Pour Elie Mputu Kayeke, secrétaire exécutif provincial du parti, la priorité reste la situation sécuritaire à l’Est, où le Kivu reste en proie aux activités des groupes rebelles, notamment l’AFC et le M23.
« Vital Kamerhe est une figure clé pour la région. Perturber les institutions en ce moment pourrait aggraver la crise », estime-t-il.
Selon Mputu Kayeke, si le droit des députés à déposer une pétition est reconnu, le contexte national impose la prudence.
« Le pays traverse une crise profonde.
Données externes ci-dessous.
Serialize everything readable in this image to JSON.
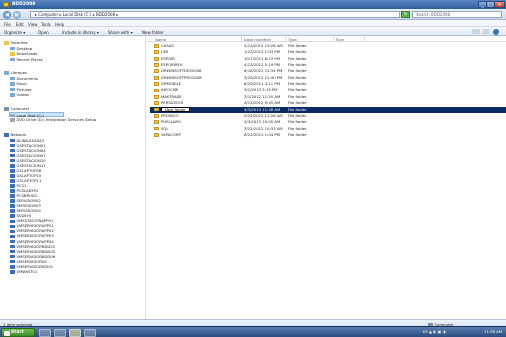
{
  "window": {
    "title": "BDD2008",
    "min": "_",
    "max": "□",
    "close": "×"
  },
  "address": {
    "back": "◀",
    "forward": "▶",
    "path": "▸ Computer ▸ Local Disk (C:) ▸ BDD2008 ▸",
    "refresh": "↻",
    "search_placeholder": "Search BDD2008"
  },
  "menu": [
    "File",
    "Edit",
    "View",
    "Tools",
    "Help"
  ],
  "toolbar": {
    "organize": "Organize ▾",
    "open": "Open",
    "include": "Include in library ▾",
    "share": "Share with ▾",
    "new_folder": "New folder"
  },
  "nav": {
    "favorites_header": "Favorites",
    "favorites": [
      "Desktop",
      "Downloads",
      "Recent Places"
    ],
    "libraries_header": "Libraries",
    "libraries": [
      "Documents",
      "Music",
      "Pictures",
      "Videos"
    ],
    "computer_header": "Computer",
    "drives": [
      "Local Disk (C:)",
      "DVD Drive (D:) Integration Services Setup"
    ],
    "network_header": "Network",
    "network": [
      "DLINK-XXXSA3",
      "GSESTACION01",
      "GSESTACION04",
      "GSESTACION07",
      "GSESTACION10",
      "GSESTACION11",
      "GSLAPTOP08",
      "GSLAPTOP10",
      "GSLAPTOP11",
      "PC01",
      "PCSLADY52",
      "PCSBRUZO",
      "SERVIDOR02",
      "SERVIDOR03",
      "SERVIDOR04",
      "SVDEHI",
      "VMESTACIONAPP01",
      "VMSERVIDORAPP01",
      "VMSERVIDORAPP02",
      "VMSERVIDORAPP03",
      "VMSERVIDORAPP04",
      "VMSERVIDORBDD01",
      "VMSERVIDORBDD05",
      "VMSERVIDORBDD06",
      "VMSERVIDORDC",
      "VMSERVIDORVDI01",
      "VMWINT01"
    ]
  },
  "columns": {
    "name": "Name",
    "date": "Date modified",
    "type": "Type",
    "size": "Size"
  },
  "files": [
    {
      "name": "CASAS",
      "date": "4/13/2012 10:26 AM",
      "type": "File folder"
    },
    {
      "name": "CMI",
      "date": "1/23/2013 1:03 PM",
      "type": "File folder"
    },
    {
      "name": "ESPOIR",
      "date": "10/7/2011 6:23 PM",
      "type": "File folder"
    },
    {
      "name": "ESPOIRREV",
      "date": "4/13/2012 5:19 PM",
      "type": "File folder"
    },
    {
      "name": "GREENSOFTDES2008",
      "date": "6/18/2012 12:34 PM",
      "type": "File folder"
    },
    {
      "name": "GREENSOFTPRO2008",
      "date": "3/29/2012 12:40 PM",
      "type": "File folder"
    },
    {
      "name": "GRMOBILE",
      "date": "8/29/2011 4:11 PM",
      "type": "File folder"
    },
    {
      "name": "INFOCME",
      "date": "3/1/2013 5:15 PM",
      "type": "File folder"
    },
    {
      "name": "MAKTRADE",
      "date": "3/1/2012 11:20 AM",
      "type": "File folder"
    },
    {
      "name": "PERSATECH",
      "date": "4/13/2012 9:45 AM",
      "type": "File folder"
    },
    {
      "name": "New folder",
      "date": "4/3/2013 11:38 AM",
      "type": "File folder",
      "selected": true
    },
    {
      "name": "PROINCO",
      "date": "2/24/2012 11:26 AM",
      "type": "File folder"
    },
    {
      "name": "PUELLARO",
      "date": "4/3/2013 10:00 AM",
      "type": "File folder"
    },
    {
      "name": "SQL",
      "date": "3/12/2012 10:33 AM",
      "type": "File folder"
    },
    {
      "name": "YAPACORP",
      "date": "6/21/2011 1:04 PM",
      "type": "File folder"
    }
  ],
  "status": {
    "left": "1 item selected",
    "right": "Computer"
  },
  "taskbar": {
    "start": "Start",
    "tray": "ES  ▲  ◐  ▣  ◑",
    "clock": "11:38 AM"
  }
}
Faire partir le président de l’Assemblée nationale serait aller de mal en pis. Il faut d’abord réfléchir à la meilleure manière de mettre fin au conflit à l’Est et de préserver l’intégrité territoriale », souligne-t-il, citant la proposition de Martin Fayulu, autorité morale de l’Ecidé, d’ouvrir un dialogue national sur la paix.
Le secrétaire exécutif rappelle que l’élection de Vital Kamerhe à la tête de l’Assemblée nationale avait été le fruit d’un compromis politique. Il invite ainsi le parti présidentiel et l’Union sacrée de la Nation à honorer les engagements pris pour éviter une escalade de la crise institutionnelle.